Expanding Dr. King’s Dream For LGBT Americans
Martin Luther King, Jr. Day marks a time for Americans to acknowledge the progress—or lack thereof—made since King’s historic “I Have a Dream” speech in the summer of 1963.
For many, the federal holiday serves as a call to action to remedy the persistent inequality that the nation has carried into the 21st century. America’s schools and cities remain as segregated today as they were half a century ago. Blacks and Hispanics continue to be incarcerated and executed at an unacceptably higher rate than whites. And reports of racially based police brutality and racial profiling show no signs of fading away anytime soon.
Facts such as these are consistently interjected into the national conversation on Dr. King’s legacy and his vision for equality. But inexplicably absent from this dialogue are concerns for the progress of LGBT rights—a modern day parallel to the Civil Rights struggle of the 1960s.
Part of the reason is because Dr. King himself was ambiguous on the issue of gay rights. Few, if any, of King’s statements shed light on his personal views—though the issue came up once in an advice column he wrote in 1958 for Ebony magazine.
“I am a boy,” said an anonymous writer to Dr. King. “But I feel about boys the way I ought to feel about girls. I don’t want my parents to know about me. What can I do?”
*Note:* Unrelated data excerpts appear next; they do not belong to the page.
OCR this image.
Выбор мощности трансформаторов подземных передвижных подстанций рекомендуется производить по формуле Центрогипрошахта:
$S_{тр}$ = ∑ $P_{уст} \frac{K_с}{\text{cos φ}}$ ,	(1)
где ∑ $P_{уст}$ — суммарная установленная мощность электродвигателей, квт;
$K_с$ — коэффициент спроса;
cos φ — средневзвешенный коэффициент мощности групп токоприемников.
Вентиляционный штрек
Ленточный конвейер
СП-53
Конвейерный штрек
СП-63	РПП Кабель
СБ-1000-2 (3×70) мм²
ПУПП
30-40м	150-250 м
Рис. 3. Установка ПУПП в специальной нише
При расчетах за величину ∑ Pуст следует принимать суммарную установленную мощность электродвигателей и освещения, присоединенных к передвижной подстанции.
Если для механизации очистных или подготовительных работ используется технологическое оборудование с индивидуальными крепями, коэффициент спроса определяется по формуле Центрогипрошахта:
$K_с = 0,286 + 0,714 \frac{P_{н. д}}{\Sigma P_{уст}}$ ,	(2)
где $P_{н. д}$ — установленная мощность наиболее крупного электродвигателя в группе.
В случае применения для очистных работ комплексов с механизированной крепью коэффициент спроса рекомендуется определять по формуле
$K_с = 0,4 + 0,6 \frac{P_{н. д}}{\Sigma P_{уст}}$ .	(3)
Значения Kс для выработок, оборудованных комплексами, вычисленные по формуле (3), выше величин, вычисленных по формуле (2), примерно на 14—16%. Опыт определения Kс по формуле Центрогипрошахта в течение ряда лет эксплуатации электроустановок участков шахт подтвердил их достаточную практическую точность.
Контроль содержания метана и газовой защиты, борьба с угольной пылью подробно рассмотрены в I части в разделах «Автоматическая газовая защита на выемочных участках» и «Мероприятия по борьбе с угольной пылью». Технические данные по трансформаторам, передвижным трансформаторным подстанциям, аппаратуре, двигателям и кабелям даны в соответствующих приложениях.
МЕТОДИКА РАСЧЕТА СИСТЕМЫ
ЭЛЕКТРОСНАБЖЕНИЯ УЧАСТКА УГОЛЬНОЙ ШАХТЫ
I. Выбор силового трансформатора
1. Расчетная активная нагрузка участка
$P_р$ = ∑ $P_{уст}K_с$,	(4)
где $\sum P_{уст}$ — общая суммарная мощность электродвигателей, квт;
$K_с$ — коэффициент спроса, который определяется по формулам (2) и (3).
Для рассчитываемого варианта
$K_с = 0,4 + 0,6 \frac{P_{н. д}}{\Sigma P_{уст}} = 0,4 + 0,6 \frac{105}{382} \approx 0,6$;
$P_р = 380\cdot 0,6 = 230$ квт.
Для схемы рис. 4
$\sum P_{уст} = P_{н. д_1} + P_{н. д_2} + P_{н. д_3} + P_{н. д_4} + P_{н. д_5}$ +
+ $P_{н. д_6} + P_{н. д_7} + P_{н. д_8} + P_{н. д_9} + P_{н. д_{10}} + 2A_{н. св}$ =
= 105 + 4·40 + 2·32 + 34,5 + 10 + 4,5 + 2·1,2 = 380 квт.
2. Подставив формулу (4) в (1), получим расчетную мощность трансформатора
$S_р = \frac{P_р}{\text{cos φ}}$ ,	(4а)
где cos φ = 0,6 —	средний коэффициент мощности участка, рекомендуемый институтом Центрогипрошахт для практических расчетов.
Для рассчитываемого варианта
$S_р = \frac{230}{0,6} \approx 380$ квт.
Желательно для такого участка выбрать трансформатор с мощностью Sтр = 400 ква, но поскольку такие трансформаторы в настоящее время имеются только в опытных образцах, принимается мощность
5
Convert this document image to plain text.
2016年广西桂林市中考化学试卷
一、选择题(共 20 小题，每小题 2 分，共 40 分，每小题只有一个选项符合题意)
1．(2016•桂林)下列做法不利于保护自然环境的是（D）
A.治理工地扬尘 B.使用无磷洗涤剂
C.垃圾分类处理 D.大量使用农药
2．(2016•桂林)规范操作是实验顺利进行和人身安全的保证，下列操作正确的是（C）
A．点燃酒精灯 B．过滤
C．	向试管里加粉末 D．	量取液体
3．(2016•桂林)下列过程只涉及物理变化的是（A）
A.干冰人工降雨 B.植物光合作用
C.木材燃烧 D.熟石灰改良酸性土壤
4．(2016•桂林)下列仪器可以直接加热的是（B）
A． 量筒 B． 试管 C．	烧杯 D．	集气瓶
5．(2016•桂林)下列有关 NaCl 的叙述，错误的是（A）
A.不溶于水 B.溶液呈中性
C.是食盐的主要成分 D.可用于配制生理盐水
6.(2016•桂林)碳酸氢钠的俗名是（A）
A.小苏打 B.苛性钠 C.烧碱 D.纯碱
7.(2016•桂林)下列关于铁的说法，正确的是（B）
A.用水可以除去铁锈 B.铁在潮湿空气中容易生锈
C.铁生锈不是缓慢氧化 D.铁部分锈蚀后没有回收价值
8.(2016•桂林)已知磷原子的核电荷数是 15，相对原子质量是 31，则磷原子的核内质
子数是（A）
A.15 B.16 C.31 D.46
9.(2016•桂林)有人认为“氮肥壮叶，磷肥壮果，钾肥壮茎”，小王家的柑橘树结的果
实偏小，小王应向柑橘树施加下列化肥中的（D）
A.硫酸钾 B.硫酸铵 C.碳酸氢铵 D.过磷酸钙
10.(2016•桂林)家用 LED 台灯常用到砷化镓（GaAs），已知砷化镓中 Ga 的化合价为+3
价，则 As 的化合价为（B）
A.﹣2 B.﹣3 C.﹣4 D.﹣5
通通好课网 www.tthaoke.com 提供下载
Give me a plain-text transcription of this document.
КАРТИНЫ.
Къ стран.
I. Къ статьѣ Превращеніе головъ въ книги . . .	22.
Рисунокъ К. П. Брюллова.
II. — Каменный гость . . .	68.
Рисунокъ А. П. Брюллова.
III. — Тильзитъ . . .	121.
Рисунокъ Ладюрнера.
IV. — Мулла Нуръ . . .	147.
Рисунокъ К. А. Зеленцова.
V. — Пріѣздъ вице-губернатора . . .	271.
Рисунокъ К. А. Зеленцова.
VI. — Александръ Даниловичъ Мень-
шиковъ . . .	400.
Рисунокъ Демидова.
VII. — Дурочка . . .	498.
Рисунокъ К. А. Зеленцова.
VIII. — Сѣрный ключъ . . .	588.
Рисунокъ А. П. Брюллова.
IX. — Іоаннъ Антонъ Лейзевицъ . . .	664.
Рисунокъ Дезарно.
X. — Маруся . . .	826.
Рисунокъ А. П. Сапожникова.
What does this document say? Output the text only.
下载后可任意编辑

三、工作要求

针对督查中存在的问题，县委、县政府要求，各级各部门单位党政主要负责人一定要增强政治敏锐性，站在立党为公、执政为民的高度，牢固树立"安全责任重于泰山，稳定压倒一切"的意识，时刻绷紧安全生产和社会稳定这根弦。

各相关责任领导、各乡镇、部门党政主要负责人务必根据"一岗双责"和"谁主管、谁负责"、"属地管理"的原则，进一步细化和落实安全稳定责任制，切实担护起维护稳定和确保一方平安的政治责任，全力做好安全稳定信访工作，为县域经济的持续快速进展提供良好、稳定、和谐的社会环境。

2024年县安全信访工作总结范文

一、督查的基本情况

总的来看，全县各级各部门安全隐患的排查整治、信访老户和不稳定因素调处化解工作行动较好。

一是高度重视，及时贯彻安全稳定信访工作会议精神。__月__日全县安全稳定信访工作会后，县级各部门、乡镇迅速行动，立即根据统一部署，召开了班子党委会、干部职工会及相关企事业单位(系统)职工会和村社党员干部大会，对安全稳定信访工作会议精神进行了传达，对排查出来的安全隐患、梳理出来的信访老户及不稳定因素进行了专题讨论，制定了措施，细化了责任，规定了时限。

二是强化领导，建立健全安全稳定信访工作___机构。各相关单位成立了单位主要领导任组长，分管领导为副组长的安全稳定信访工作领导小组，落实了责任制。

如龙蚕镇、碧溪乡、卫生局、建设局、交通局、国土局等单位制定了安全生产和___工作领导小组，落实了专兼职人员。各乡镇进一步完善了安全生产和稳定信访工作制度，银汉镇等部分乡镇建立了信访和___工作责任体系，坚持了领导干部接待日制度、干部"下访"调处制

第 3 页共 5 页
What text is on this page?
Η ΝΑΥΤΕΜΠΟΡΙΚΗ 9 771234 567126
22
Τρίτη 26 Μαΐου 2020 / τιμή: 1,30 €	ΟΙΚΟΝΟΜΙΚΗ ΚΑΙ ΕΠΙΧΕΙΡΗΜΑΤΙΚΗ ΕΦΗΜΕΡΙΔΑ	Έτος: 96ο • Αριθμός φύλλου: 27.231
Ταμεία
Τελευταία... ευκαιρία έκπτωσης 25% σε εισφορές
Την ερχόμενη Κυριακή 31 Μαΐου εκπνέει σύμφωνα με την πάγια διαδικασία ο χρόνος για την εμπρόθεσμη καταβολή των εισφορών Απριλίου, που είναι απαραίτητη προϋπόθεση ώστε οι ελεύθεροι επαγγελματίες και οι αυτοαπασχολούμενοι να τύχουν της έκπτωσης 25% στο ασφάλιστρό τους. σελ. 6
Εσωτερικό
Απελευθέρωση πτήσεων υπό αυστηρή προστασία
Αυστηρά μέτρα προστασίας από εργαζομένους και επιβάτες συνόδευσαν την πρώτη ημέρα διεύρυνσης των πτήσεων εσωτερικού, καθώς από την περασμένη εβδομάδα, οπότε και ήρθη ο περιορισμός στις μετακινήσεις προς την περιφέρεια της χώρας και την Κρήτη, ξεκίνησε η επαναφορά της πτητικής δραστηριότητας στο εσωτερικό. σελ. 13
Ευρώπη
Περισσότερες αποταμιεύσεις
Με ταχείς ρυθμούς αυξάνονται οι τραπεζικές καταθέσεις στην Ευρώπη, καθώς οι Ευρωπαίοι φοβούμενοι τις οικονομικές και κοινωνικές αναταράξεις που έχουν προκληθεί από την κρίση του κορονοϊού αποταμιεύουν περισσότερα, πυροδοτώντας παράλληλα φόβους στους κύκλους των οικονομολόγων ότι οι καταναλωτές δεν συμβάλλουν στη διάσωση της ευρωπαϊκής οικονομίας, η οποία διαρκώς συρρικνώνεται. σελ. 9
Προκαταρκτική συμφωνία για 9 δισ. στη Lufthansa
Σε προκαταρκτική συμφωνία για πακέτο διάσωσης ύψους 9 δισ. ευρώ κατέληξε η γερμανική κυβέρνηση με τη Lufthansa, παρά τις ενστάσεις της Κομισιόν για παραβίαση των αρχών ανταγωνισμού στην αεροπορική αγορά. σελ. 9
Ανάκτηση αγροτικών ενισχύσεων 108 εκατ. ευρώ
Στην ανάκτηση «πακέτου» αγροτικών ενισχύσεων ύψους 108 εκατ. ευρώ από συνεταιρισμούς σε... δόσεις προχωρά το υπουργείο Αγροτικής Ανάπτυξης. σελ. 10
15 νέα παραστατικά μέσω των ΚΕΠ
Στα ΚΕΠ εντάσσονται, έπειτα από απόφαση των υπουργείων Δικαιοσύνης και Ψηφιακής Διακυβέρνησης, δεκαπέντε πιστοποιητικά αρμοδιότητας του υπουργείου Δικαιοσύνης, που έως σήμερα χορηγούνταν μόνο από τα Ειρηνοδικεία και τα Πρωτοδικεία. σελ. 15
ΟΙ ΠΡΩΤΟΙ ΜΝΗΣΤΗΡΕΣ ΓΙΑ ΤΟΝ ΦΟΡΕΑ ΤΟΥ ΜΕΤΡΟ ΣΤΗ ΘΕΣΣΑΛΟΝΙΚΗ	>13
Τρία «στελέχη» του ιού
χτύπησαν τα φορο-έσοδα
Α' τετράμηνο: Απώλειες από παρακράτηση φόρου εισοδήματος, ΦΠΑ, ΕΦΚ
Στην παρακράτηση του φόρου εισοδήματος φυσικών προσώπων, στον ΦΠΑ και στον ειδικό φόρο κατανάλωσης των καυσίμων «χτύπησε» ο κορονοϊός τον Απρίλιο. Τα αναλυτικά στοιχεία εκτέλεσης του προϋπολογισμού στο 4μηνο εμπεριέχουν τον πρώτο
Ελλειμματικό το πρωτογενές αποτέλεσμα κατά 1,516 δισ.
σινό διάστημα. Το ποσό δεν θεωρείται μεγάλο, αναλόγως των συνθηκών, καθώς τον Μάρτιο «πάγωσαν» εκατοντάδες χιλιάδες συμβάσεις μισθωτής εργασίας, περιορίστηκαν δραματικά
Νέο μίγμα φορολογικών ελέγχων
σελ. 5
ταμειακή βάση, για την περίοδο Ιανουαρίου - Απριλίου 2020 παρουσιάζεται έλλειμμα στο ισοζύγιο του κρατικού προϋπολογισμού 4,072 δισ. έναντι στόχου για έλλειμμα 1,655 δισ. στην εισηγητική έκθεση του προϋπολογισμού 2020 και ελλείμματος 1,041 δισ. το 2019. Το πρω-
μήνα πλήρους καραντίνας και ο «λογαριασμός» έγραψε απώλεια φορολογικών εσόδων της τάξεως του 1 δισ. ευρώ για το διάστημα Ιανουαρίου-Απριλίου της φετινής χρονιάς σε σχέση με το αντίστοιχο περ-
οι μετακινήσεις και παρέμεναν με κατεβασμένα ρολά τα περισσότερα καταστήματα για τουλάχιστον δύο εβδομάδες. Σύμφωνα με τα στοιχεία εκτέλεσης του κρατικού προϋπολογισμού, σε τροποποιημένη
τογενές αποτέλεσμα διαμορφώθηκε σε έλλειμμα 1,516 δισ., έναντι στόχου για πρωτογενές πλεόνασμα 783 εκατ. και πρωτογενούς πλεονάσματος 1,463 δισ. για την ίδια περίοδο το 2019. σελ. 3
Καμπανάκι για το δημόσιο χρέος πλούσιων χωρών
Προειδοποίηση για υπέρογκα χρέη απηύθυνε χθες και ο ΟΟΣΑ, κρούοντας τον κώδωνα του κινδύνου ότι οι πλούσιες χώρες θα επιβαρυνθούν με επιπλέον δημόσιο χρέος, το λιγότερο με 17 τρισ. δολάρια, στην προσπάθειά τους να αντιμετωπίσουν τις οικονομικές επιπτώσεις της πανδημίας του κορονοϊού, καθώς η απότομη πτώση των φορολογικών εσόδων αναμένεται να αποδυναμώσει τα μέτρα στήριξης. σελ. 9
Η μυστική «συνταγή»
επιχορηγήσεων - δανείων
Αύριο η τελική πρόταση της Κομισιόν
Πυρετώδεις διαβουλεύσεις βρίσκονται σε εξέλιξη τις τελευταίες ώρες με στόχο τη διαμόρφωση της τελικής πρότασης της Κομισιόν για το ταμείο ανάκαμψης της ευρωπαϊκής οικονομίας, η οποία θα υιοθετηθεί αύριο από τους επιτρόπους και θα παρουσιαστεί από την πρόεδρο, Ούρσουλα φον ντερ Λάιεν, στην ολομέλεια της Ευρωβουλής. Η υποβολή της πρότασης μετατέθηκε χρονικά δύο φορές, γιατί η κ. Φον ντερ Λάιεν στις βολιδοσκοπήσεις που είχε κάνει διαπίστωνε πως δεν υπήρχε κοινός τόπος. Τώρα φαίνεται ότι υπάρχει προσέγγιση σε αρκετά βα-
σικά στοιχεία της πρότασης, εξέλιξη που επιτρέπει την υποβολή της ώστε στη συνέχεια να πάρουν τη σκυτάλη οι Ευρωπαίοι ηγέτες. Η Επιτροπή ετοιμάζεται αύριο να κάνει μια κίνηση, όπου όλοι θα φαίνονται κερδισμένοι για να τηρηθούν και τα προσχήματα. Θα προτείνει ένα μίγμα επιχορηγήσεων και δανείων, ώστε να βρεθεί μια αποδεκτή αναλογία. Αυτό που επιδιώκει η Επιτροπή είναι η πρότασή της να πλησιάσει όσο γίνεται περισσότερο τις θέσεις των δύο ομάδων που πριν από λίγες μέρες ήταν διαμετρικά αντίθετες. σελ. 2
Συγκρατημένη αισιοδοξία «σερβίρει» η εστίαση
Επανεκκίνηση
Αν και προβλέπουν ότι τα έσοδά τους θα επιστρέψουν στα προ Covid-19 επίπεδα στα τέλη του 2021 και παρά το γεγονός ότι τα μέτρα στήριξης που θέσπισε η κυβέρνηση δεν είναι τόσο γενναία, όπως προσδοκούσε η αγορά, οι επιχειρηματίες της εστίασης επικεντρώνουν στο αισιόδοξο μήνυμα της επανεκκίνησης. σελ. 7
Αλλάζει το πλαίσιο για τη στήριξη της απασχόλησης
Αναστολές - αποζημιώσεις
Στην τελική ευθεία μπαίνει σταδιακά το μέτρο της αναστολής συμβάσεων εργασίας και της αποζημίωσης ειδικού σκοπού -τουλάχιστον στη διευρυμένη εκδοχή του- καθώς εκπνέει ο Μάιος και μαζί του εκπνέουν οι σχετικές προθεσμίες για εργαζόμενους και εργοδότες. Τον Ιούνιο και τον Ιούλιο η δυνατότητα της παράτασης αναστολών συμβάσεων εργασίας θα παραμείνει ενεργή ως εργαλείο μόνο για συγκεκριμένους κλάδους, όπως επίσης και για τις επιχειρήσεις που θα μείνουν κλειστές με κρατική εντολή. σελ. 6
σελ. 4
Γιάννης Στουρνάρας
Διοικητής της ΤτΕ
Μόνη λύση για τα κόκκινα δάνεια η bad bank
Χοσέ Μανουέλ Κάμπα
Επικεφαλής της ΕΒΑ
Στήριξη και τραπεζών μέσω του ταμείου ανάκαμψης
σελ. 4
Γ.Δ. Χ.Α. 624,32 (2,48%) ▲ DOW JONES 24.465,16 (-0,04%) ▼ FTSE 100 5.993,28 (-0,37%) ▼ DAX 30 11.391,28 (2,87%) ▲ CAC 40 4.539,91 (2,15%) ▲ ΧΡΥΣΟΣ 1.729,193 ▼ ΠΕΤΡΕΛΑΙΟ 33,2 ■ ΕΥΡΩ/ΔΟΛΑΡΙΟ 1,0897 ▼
King replied that the situation the boy faced wasn’t uncommon, but that it required “careful attention.” He added: “You are already on the right road toward a solution, since you honesty recognize the problem and have a desire to solve it.”
The language King employs would be problematic by today’s standards but shouldn’t come as a surprise for a deeply religious man fighting for change in a different era more than fifty years ago.
King’s overall lack of commentary on the issue of LGBT rights has enabled those carrying on his legacy to try to fill the void.
The Rev. Bernice King, for example, has been a vocal opponent of gay rights and has spurned the idea of including gays and lesbians in her father’s vision for equality. In 2005, she led a march to her father’s grave while demanding a constitutional ban on gay marriage. While her views on the matter could be evolving, it’s important to note that her mother, Coretta Scott King, was a major advocate of gay rights.
As the amount of minority groups seeking equality expands, so must Dr. King’s vision for a country based on principles of equality and judgment only on the content of one’s character. King will always be revered as the most prominent advocate for racial equality in our nation’s history, but it’s critical to remember that his pursuit of equality was not limited to race.
Given this, why can’t Dr. King’s dream be expanded to include equal rights for the LGBT community? How could King’s famous invocation of the founding fathers on the National Mall in 1963, that “all men are created equal,” exclude individuals on the basis of their sexual orientation?
Martin Luther King, Jr.’s legacy was one of inclusion. He is undoubtedly America’s all-time greatest spokesman on civil rights and equality, and if we truly seek to realize his dream and achieve a nation where all people are created equal, then we must move to accept everyone regardless of race, gender, religion, or sexuality.
The federal holiday we recognize in Dr. King’s honor must therefore be a reminder that there is much more necessary work to combat the problems that minorities of all types face—work we should do with what King called “the fierce urgency of now.”